Luckily, we are clever and can create a better solution. Why don't we, instead of having just one linked list, have a few linked lists. An array of linked lists if you will. Why don't we make an array of size 26. So we can have a unique linked list for every letter of the alphabet. Now instead of a run time of n. We can reasonably say that our new run time will be n/26. Now that won't make much of a difference at all if you have a list 1 million big. But we're just going to keep it simple for this example.

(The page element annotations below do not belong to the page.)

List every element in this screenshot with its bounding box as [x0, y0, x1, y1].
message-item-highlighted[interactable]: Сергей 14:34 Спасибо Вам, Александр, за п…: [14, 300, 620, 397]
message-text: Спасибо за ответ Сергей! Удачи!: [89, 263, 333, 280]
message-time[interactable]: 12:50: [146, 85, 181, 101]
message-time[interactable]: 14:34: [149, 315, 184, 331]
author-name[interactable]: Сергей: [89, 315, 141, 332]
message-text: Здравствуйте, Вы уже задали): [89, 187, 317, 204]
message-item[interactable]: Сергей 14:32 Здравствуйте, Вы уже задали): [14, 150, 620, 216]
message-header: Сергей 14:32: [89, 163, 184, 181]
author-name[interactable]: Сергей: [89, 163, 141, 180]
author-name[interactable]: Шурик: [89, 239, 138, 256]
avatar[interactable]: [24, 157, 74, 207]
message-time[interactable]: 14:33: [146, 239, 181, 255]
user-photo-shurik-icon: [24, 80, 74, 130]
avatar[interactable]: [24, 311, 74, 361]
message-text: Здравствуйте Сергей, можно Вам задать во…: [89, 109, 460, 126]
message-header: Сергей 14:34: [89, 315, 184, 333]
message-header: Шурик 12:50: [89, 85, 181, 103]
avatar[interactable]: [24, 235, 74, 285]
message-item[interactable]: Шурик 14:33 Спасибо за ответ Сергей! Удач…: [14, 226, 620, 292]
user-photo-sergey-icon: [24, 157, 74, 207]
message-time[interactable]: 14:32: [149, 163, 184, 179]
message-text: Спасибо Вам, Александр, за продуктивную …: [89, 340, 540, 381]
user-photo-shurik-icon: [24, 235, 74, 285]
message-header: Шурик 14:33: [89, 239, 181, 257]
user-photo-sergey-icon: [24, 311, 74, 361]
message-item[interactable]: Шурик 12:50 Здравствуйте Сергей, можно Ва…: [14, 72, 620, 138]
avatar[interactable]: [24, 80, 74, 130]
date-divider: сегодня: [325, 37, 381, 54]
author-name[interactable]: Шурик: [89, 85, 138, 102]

So we have an array of linked lists but how are we going to sort our users into the array. Well... why don't we make a function that decides which user should go where. This function will "hash" the users if you will into an array or "table". So let's create this "hashed" linked list. Thus the name hash table
Hash Table
As I just said, our hash table will be an array of linked lists and will be hashed by the first letter of their username. A
will go to position 0, B
to 1, and so on.
The struct
for the this hash table will be the same as the struct for our previous linked list
typedef struct node
{
char* name;
struct node* next;
}
node;
Now just like our linked list, we need a root for our hash table
node* first[26] = {NULL};
The root will be an array the size of the alphabet and all positions in it will be initialized to NULL
. (Remember: the last element in a linked list always has to point to NULL
or else we wouldn't know it was the end)
Let's make a main function. It takes a username we are going to hash then insert.
int main(char* name)
{
// hash the name into a spot
int hashedValue = hash(name);
// insert the name in table with hashed value
insert(hashedValue, name);
}
So here's our hash function. It's pretty simple. All we want to do is look at the first letter in the word and give a value from 0 - 25 based on what letter it is
/*
* takes a string and hashes it into the correct bucket
*/
int hash(const char* buffer)
{
// assign a number to the first char of buffer from 0-25
return tolower(buffer[0]) - 'a';
}
So now all we need is to create our insert function. It's going to look just like our insert function before except every time we reference our root, we're going to reference it as an array.
/*
* takes a string and inserts it into a linked list at a part of the hash table
*/
void insert(int key, const char* buffer)
{
// try to instantiate node to insert word
node* newptr = malloc(sizeof(node));
if (newptr == NULL)
{
return;
}
// make a new pointer
strcpy(newptr->name, buffer);
newptr->next = NULL;
// check for empty list
if (first[key] == NULL)
{
first[key] = newptr;
}
// check for insertion at tail
else
{
node* predptr = first[key];
while (true)
{
// insert at tail
if (predptr->next == NULL)
{
predptr->next = newptr;
break;
}
// update pointer
predptr = predptr->next;
}
}
}
So that's basics of a hash table. It's pretty simple if you know how to use pointers and structs. I know that was a pretty simple example of a hash table with only an insert function, but you can make it a lot better and get more creative with your hashing function. You can also make the array as big as you want or even a use multi-dimensional array.